In the silence which fell upon us after this story, she of many years was heard to yawn, while all the women snapped their fingers till her jaws met again.
From Shiva’s Temple gleaming white among the yellow-green of the date palms came the sound of the pooja bell—some one, a woman probably, praying for her Lord to the Lord of Killing and Cursing. Clear against the gray-blue sky stood the cross-crowned spire of the Christian Cathedral; and almost at our doors, rang out the prayer-keeper’s call to the faithful Moslem: “There is no God so great as God.”...
“There is no God so great as—my God.” It is what we are all saying; and it makes at once the strength and the tragedy of human lives. “No God so great as my God.” What different things we mean when we say that—we of the bustling outside world.

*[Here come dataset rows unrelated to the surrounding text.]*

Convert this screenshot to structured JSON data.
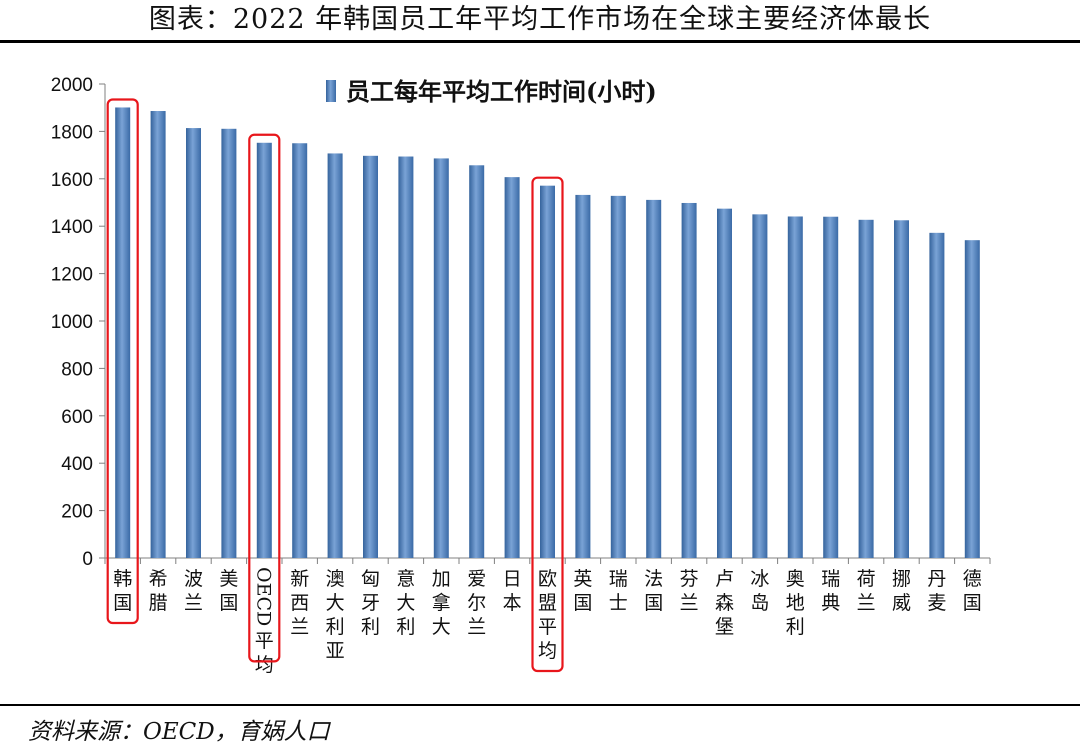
{
  "header": {
    "title": "图表：2022 年韩国员工年平均工作市场在全球主要经济体最长"
  },
  "footer": {
    "source": "资料来源：OECD，育娲人口"
  },
  "chart_data": {
    "type": "bar",
    "legend": "员工每年平均工作时间(小时)",
    "categories": [
      "韩国",
      "希腊",
      "波兰",
      "美国",
      "OECD平均",
      "新西兰",
      "澳大利亚",
      "匈牙利",
      "意大利",
      "加拿大",
      "爱尔兰",
      "日本",
      "欧盟平均",
      "英国",
      "瑞士",
      "法国",
      "芬兰",
      "卢森堡",
      "冰岛",
      "奥地利",
      "瑞典",
      "荷兰",
      "挪威",
      "丹麦",
      "德国"
    ],
    "values": [
      1901,
      1886,
      1814,
      1811,
      1752,
      1750,
      1707,
      1697,
      1694,
      1686,
      1657,
      1607,
      1571,
      1532,
      1528,
      1511,
      1498,
      1474,
      1450,
      1441,
      1440,
      1427,
      1425,
      1372,
      1341
    ],
    "highlighted": [
      "韩国",
      "OECD平均",
      "欧盟平均"
    ],
    "ylim": [
      0,
      2000
    ],
    "yticks": [
      0,
      200,
      400,
      600,
      800,
      1000,
      1200,
      1400,
      1600,
      1800,
      2000
    ],
    "bar_color": "#4a7ebb",
    "highlight_color": "#e8161b",
    "legend_position": "top-center"
  }
}
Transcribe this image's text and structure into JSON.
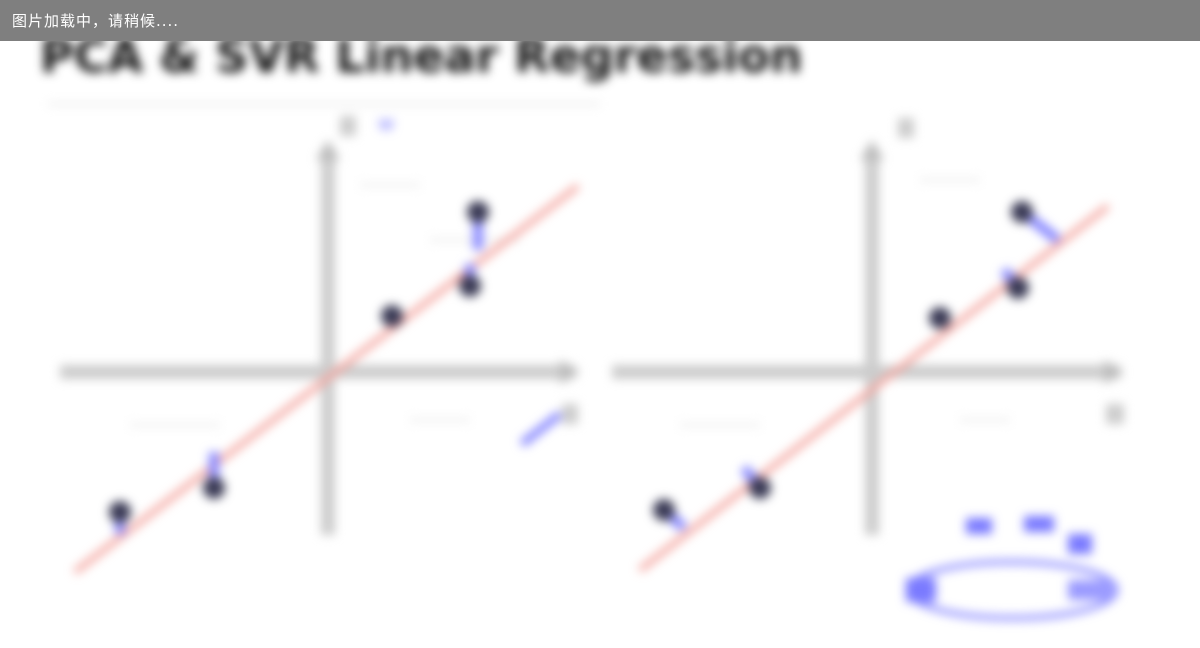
{
  "loading_bar": {
    "text": "图片加载中，请稍候...."
  },
  "image": {
    "description_role": "blurred-figure",
    "title_text": "PCA & SVR Linear Regression",
    "left_plot": {
      "y_axis_label": "y",
      "x_axis_label": "x",
      "legend_symbol": "w"
    },
    "right_plot": {
      "y_axis_label": "y",
      "x_axis_label": "x"
    }
  },
  "colors": {
    "loading_bar_bg": "#7f7f7f",
    "loading_text": "#ffffff",
    "fit_line": "#f4a6a0",
    "points": "#3a3a55",
    "projection": "#6a6aff",
    "axis": "#c8c8c8"
  }
}
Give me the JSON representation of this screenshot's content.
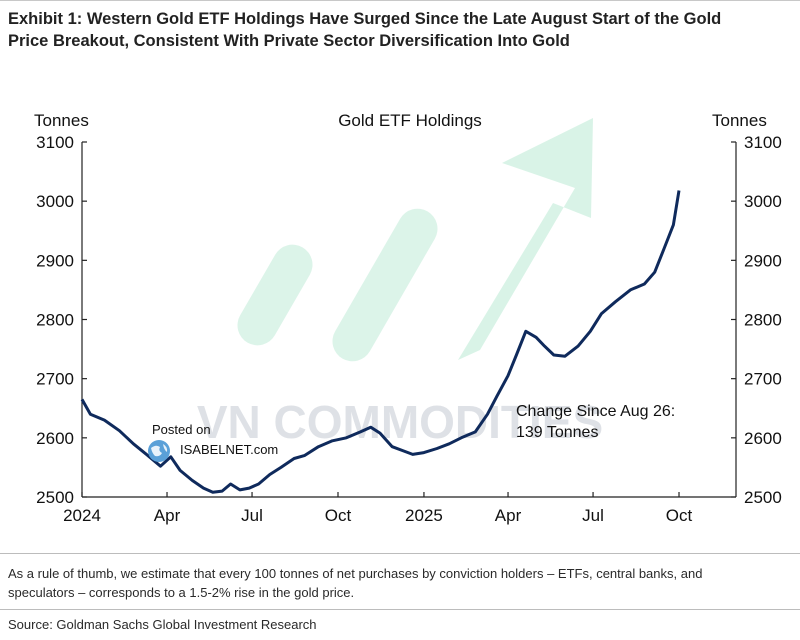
{
  "header": {
    "title_line1": "Exhibit 1: Western Gold ETF Holdings Have Surged Since the Late August Start of the Gold",
    "title_line2": "Price Breakout, Consistent With Private Sector Diversification Into Gold"
  },
  "watermarks": {
    "brand": "VN COMMODITIES",
    "posted_on": "Posted on",
    "site": "ISABELNET.com"
  },
  "footer": {
    "note_line1": "As a rule of thumb, we estimate that every 100 tonnes of net purchases by conviction holders – ETFs, central banks, and",
    "note_line2": "speculators – corresponds to a 1.5-2% rise in the gold price.",
    "source": "Source: Goldman Sachs Global Investment Research"
  },
  "colors": {
    "line": "#0f2a5c",
    "arrow": "#b9ead3",
    "watermark": "#d4d8de"
  },
  "chart_data": {
    "type": "line",
    "title": "Gold ETF Holdings",
    "ylabel_left": "Tonnes",
    "ylabel_right": "Tonnes",
    "ylim": [
      2500,
      3100
    ],
    "yticks": [
      2500,
      2600,
      2700,
      2800,
      2900,
      3000,
      3100
    ],
    "xlim": [
      "2024-01-01",
      "2025-12-01"
    ],
    "xticks": [
      {
        "date": "2024-01-01",
        "label": "2024"
      },
      {
        "date": "2024-04-01",
        "label": "Apr"
      },
      {
        "date": "2024-07-01",
        "label": "Jul"
      },
      {
        "date": "2024-10-01",
        "label": "Oct"
      },
      {
        "date": "2025-01-01",
        "label": "2025"
      },
      {
        "date": "2025-04-01",
        "label": "Apr"
      },
      {
        "date": "2025-07-01",
        "label": "Jul"
      },
      {
        "date": "2025-10-01",
        "label": "Oct"
      }
    ],
    "annotation": {
      "line1": "Change Since Aug 26:",
      "line2": "139 Tonnes"
    },
    "grid": false,
    "series": [
      {
        "x": [
          "2024-01-01",
          "2024-01-10",
          "2024-01-25",
          "2024-02-10",
          "2024-02-25",
          "2024-03-10",
          "2024-03-25",
          "2024-04-05",
          "2024-04-15",
          "2024-04-28",
          "2024-05-10",
          "2024-05-20",
          "2024-05-30",
          "2024-06-08",
          "2024-06-18",
          "2024-06-28",
          "2024-07-08",
          "2024-07-20",
          "2024-08-01",
          "2024-08-15",
          "2024-08-26",
          "2024-09-10",
          "2024-09-25",
          "2024-10-10",
          "2024-10-25",
          "2024-11-05",
          "2024-11-15",
          "2024-11-28",
          "2024-12-10",
          "2024-12-20",
          "2025-01-01",
          "2025-01-15",
          "2025-01-28",
          "2025-02-10",
          "2025-02-25",
          "2025-03-10",
          "2025-03-20",
          "2025-04-01",
          "2025-04-10",
          "2025-04-20",
          "2025-05-01",
          "2025-05-10",
          "2025-05-20",
          "2025-06-01",
          "2025-06-15",
          "2025-06-28",
          "2025-07-10",
          "2025-07-25",
          "2025-08-10",
          "2025-08-25",
          "2025-09-05",
          "2025-09-15",
          "2025-09-25",
          "2025-10-01"
        ],
        "values": [
          2665,
          2640,
          2630,
          2612,
          2590,
          2572,
          2552,
          2568,
          2545,
          2528,
          2515,
          2508,
          2510,
          2522,
          2512,
          2515,
          2522,
          2538,
          2550,
          2565,
          2570,
          2585,
          2595,
          2600,
          2610,
          2618,
          2608,
          2585,
          2578,
          2572,
          2575,
          2582,
          2590,
          2600,
          2610,
          2640,
          2670,
          2705,
          2740,
          2780,
          2770,
          2755,
          2740,
          2738,
          2755,
          2780,
          2810,
          2830,
          2850,
          2860,
          2880,
          2920,
          2960,
          3018
        ]
      }
    ]
  }
}
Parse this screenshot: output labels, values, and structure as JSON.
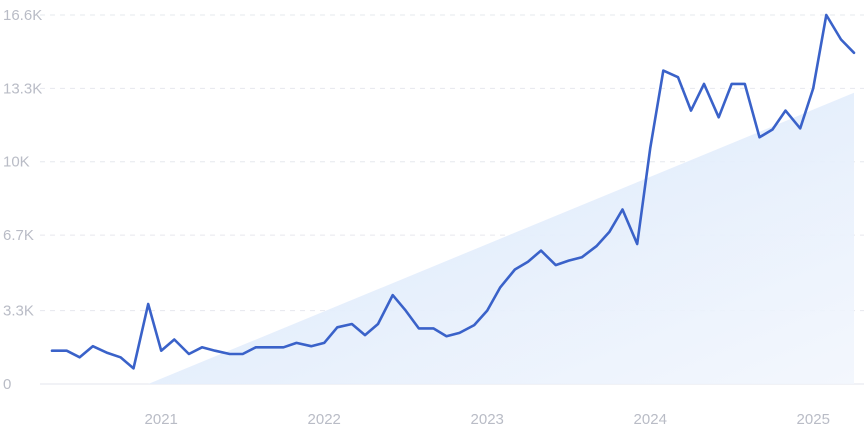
{
  "chart_data": {
    "type": "line",
    "title": "",
    "xlabel": "",
    "ylabel": "",
    "ylim": [
      0,
      16600
    ],
    "grid": true,
    "y_ticks": [
      {
        "value": 0,
        "label": "0"
      },
      {
        "value": 3300,
        "label": "3.3K"
      },
      {
        "value": 6700,
        "label": "6.7K"
      },
      {
        "value": 10000,
        "label": "10K"
      },
      {
        "value": 13300,
        "label": "13.3K"
      },
      {
        "value": 16600,
        "label": "16.6K"
      }
    ],
    "x_ticks": [
      {
        "value": 2021.0,
        "label": "2021"
      },
      {
        "value": 2022.0,
        "label": "2022"
      },
      {
        "value": 2023.0,
        "label": "2023"
      },
      {
        "value": 2024.0,
        "label": "2024"
      },
      {
        "value": 2025.0,
        "label": "2025"
      }
    ],
    "xlim": [
      2020.33,
      2025.25
    ],
    "trend": {
      "x": [
        2020.92,
        2025.25
      ],
      "y": [
        0,
        13100
      ]
    },
    "series": [
      {
        "color": "#3a62c9",
        "x": [
          2020.33,
          2020.42,
          2020.5,
          2020.58,
          2020.67,
          2020.75,
          2020.83,
          2020.92,
          2021.0,
          2021.08,
          2021.17,
          2021.25,
          2021.33,
          2021.42,
          2021.5,
          2021.58,
          2021.67,
          2021.75,
          2021.83,
          2021.92,
          2022.0,
          2022.08,
          2022.17,
          2022.25,
          2022.33,
          2022.42,
          2022.5,
          2022.58,
          2022.67,
          2022.75,
          2022.83,
          2022.92,
          2023.0,
          2023.08,
          2023.17,
          2023.25,
          2023.33,
          2023.42,
          2023.5,
          2023.58,
          2023.67,
          2023.75,
          2023.83,
          2023.92,
          2024.0,
          2024.08,
          2024.17,
          2024.25,
          2024.33,
          2024.42,
          2024.5,
          2024.58,
          2024.67,
          2024.75,
          2024.83,
          2024.92,
          2025.0,
          2025.08,
          2025.17,
          2025.25
        ],
        "values": [
          1500,
          1500,
          1200,
          1700,
          1400,
          1200,
          700,
          3600,
          1500,
          2000,
          1350,
          1650,
          1500,
          1350,
          1350,
          1650,
          1650,
          1650,
          1850,
          1700,
          1850,
          2550,
          2700,
          2200,
          2700,
          4000,
          3300,
          2500,
          2500,
          2150,
          2300,
          2650,
          3300,
          4350,
          5150,
          5500,
          6000,
          5350,
          5550,
          5700,
          6200,
          6850,
          7850,
          6300,
          10600,
          14100,
          13800,
          12300,
          13500,
          12000,
          13500,
          13500,
          11100,
          11450,
          12300,
          11500,
          13300,
          16600,
          15500,
          14900
        ]
      }
    ]
  }
}
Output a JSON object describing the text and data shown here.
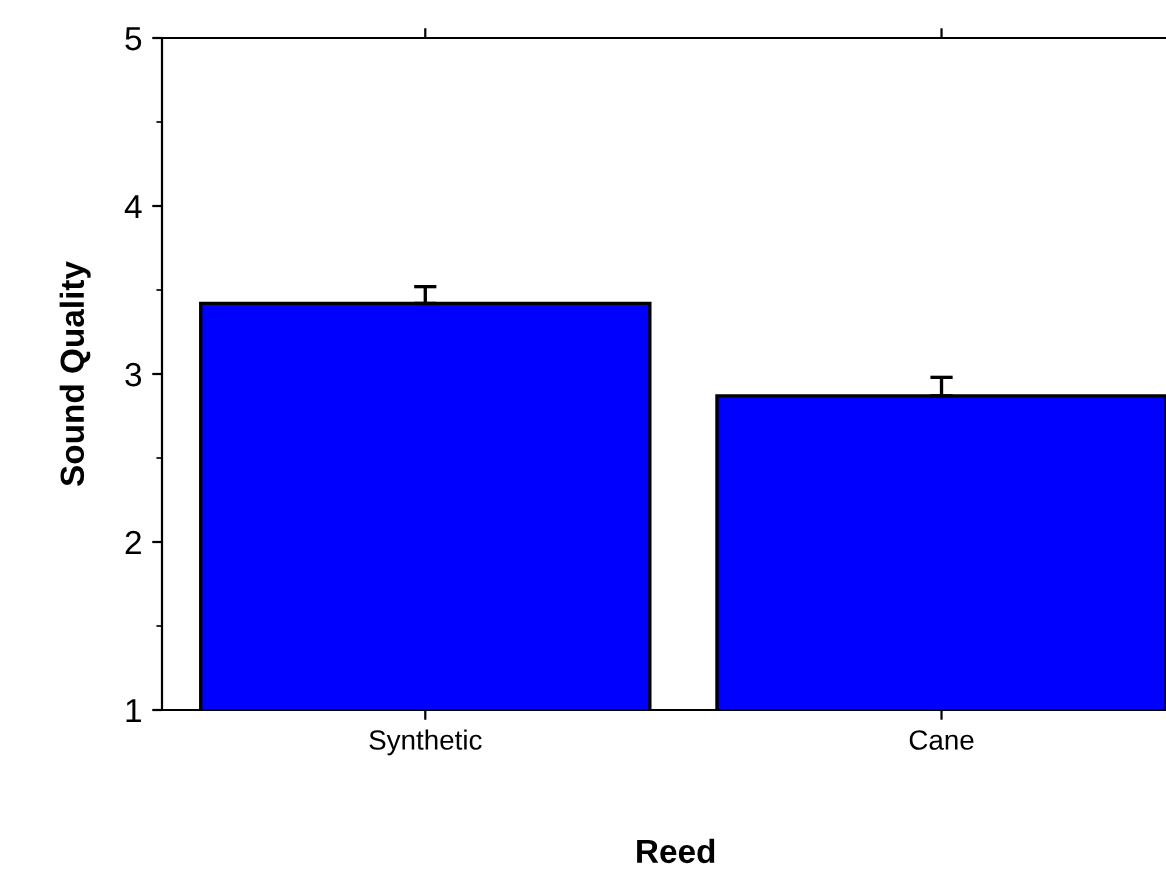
{
  "chart_data": {
    "type": "bar",
    "xlabel": "Reed",
    "ylabel": "Sound Quality",
    "categories": [
      "Synthetic",
      "Cane"
    ],
    "values": [
      3.42,
      2.87
    ],
    "errors": [
      [
        3.42,
        3.52
      ],
      [
        2.87,
        2.98
      ]
    ],
    "color": "#0000ff",
    "ylim": [
      1,
      5
    ],
    "yticks": [
      1,
      2,
      3,
      4,
      5
    ],
    "grid": false,
    "legend": false
  }
}
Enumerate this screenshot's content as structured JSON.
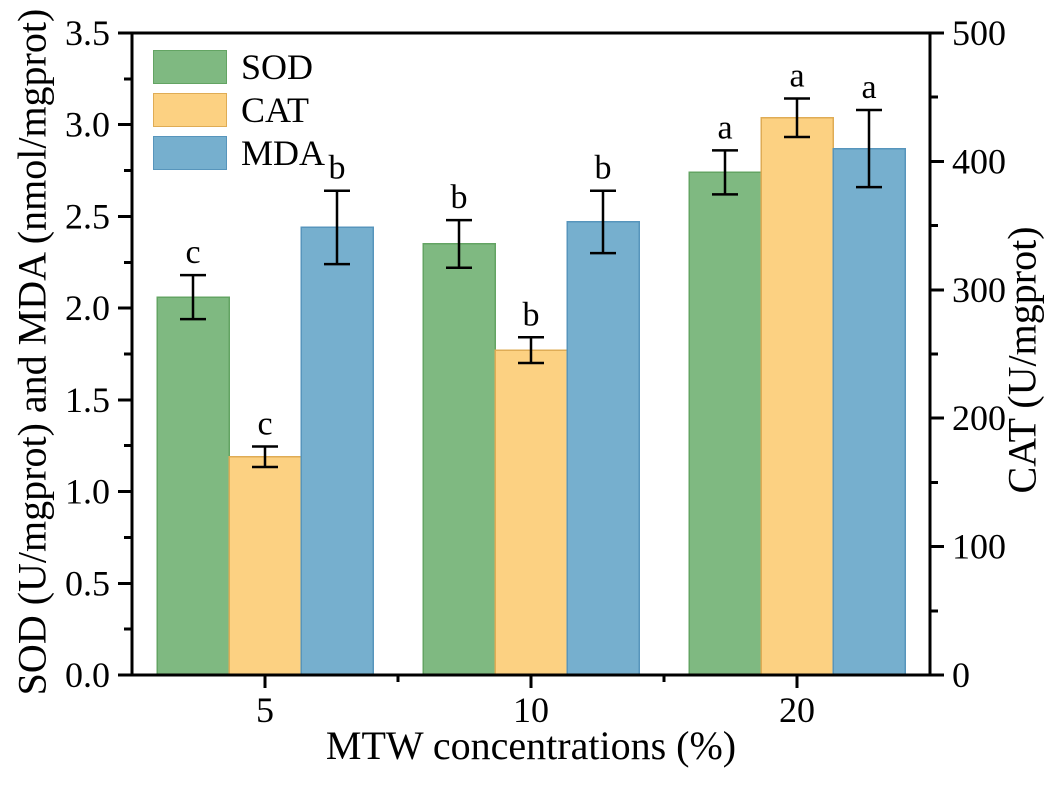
{
  "figure": {
    "background": "#ffffff",
    "text_color": "#000000",
    "axis_color": "#000000"
  },
  "chart_data": {
    "type": "bar",
    "title": "",
    "xlabel": "MTW concentrations (%)",
    "ylabel_left": "SOD (U/mgprot) and MDA (nmol/mgprot)",
    "ylabel_right": "CAT (U/mgprot)",
    "categories": [
      "5",
      "10",
      "20"
    ],
    "series": [
      {
        "name": "SOD",
        "axis": "left",
        "color": "#7FB981",
        "edge": "#63A463",
        "values": [
          2.06,
          2.35,
          2.74
        ],
        "errors": [
          0.12,
          0.13,
          0.12
        ],
        "letters": [
          "c",
          "b",
          "a"
        ]
      },
      {
        "name": "CAT",
        "axis": "right",
        "color": "#FCD182",
        "edge": "#DFAC55",
        "values": [
          170,
          253,
          434
        ],
        "errors": [
          8,
          10,
          15
        ],
        "letters": [
          "c",
          "b",
          "a"
        ]
      },
      {
        "name": "MDA",
        "axis": "left",
        "color": "#76AFCE",
        "edge": "#5795BC",
        "values": [
          2.44,
          2.47,
          2.87
        ],
        "errors": [
          0.2,
          0.17,
          0.21
        ],
        "letters": [
          "b",
          "b",
          "a"
        ]
      }
    ],
    "left_axis": {
      "min": 0,
      "max": 3.5,
      "major_step": 0.5,
      "minor_step": 0.25,
      "tick_labels": [
        "0.0",
        "0.5",
        "1.0",
        "1.5",
        "2.0",
        "2.5",
        "3.0",
        "3.5"
      ]
    },
    "right_axis": {
      "min": 0,
      "max": 500,
      "major_step": 100,
      "minor_step": 50,
      "tick_labels": [
        "0",
        "100",
        "200",
        "300",
        "400",
        "500"
      ]
    },
    "legend_position": "top-left-inside",
    "grid": false
  }
}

The Hindu woman means one thing only.... “No God so great as my God.” That was the lesson each was taking from the story of Durga and Uma. Did not almost every fable and legend chant that chorus? “No God so Great.”... In punishment may be sometimes, or in penitence (see the miracle of the Destroyer himself turned monk for Durga)—but most of all in graciousness....
“He knew Uma for her who went to Dokhio’s feast, and yet he forgave,” said Boho Rani, “Oh! the wonder.”...
But the Mother of Nagendra laughed, sure of her possession.... “The Godling of the arrows was not really burnt,” she said, “the flying foot belonged to Kama’s sheaf-bearer and rival, the less-than-godlet of unlawful love.”...
And the Wise Woman smiled to herself in the growing dusk. “The ignorant are incapable of receiving knowledge,” was what she said.
IV
DEVI—GODDESS!
A young unmarried girl is by some in Bengal called Kumari—Princess, and when married, Devi—Goddess.
I was musing on this, and all it told of the feeling of a Nation, and of the true beauty of that feeling at its best, when an old Prime-Minister friend of mine in a Native State came to invite me to a Ceremony.